VA PROVATO CHE QUELLI SUL CONTO SONO RICAVI
Le verifiche sui conti bancari non bastano per condannare il professionista per evasione o per un altro reato fiscale. La presunzione secondo cui i versamenti nel conto corrisponderebbero ai ricavi dell'attività non vale nel processo penale: il giudice deve motivare l'attendibilità della verifica sui conti.

I conti non inchiodano il professionista. Le verifiche sui conti bancari non bastano per condannare il professionista per evasione o per un altro reato fiscale. Lo ha stabilito la Cassazione con una sentenza del 6 febbraio ( n. 5490).
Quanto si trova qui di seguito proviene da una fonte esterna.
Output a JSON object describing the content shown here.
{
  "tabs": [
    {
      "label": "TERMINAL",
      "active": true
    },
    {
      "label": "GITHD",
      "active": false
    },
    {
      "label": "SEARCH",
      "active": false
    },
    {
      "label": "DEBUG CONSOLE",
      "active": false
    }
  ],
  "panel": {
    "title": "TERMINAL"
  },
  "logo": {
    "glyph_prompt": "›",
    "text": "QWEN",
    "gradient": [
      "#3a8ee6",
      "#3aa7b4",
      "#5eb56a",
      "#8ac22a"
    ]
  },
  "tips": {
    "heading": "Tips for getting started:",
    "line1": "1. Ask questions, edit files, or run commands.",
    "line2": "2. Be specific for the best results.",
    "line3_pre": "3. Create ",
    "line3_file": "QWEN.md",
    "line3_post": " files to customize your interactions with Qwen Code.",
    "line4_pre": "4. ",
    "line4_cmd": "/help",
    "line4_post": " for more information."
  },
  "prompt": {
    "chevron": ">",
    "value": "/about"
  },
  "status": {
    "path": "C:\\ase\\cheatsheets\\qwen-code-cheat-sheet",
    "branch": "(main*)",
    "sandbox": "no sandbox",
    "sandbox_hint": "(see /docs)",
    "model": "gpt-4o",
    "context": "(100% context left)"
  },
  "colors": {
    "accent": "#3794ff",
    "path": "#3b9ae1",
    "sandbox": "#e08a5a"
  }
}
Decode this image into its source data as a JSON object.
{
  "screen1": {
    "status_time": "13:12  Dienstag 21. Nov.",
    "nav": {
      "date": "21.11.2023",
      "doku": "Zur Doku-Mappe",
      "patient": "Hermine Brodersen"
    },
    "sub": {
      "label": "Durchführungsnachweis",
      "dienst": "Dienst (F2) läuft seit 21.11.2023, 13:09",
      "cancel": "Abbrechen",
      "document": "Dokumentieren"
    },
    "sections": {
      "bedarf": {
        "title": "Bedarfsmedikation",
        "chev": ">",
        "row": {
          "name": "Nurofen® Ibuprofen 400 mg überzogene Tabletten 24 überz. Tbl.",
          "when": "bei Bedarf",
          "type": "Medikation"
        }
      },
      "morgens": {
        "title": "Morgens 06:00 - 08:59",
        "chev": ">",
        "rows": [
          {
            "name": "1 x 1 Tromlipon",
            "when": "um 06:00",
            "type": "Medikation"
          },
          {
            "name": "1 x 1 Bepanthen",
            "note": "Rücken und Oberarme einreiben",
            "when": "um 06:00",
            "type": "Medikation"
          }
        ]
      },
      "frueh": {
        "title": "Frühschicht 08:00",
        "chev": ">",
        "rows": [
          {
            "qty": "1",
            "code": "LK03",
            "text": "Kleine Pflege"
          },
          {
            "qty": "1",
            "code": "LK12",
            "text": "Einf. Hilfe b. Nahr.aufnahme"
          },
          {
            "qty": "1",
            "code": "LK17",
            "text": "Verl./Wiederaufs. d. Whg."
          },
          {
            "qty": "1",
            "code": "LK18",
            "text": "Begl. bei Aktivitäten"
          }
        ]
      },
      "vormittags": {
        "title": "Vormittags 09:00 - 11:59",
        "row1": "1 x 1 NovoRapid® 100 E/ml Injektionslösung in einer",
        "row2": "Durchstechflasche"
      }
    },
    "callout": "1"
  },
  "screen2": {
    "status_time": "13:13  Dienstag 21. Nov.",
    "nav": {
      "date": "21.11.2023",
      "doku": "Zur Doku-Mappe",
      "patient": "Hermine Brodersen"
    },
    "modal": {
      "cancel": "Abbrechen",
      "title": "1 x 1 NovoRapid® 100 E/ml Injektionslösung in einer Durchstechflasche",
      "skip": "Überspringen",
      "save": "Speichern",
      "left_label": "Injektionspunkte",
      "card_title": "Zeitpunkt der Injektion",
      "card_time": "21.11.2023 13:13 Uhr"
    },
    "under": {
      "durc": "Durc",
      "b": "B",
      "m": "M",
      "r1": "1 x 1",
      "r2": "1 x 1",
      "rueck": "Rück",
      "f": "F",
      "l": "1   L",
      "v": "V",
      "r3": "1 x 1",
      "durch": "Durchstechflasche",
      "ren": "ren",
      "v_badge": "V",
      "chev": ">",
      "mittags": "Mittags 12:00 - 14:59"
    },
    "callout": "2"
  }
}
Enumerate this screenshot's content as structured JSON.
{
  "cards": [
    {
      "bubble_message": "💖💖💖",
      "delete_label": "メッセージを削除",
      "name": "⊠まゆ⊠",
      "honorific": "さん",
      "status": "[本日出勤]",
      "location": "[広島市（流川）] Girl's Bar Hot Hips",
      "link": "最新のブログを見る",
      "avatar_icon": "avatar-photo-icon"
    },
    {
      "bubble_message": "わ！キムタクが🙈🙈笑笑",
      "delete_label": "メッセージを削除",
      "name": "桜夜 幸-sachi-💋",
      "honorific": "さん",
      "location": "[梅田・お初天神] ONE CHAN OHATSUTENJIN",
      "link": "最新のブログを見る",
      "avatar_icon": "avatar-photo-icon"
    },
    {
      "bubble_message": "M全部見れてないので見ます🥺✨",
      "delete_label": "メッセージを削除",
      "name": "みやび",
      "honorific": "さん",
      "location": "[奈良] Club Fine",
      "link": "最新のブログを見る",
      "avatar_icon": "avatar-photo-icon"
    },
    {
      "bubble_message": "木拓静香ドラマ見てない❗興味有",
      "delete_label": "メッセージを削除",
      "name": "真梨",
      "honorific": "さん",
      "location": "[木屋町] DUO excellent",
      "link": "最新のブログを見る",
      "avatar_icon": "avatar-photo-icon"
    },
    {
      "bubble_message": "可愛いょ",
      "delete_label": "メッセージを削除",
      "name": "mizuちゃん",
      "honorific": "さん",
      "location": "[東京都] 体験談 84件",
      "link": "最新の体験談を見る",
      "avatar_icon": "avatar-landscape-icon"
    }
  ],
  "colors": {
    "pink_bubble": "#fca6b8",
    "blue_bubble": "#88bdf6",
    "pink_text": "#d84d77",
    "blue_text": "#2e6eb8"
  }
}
La presunzione secondo cui i versamenti nel conto corrisponderebbero ai ricavi dell'attività, infatti, vale soltanto in sede civile per il recupero dell'imposta. Ma nel processo penale le cose vanno diversamente: il giudice deve motivare le ragioni per cui "i dati delle verifica su conti" sono attendibili.


La Guardia di Finanza ha poteri e criteri di accertamento di carattere "discrezionale" e non possono costituire, in sede penale, strumenti per l'accertamento. Gli accrediti sul conto corrente non possono essere dunque considerati "ricavi" solo sulla base di un risultato algebrico che non sia anche stato valutato criticamente.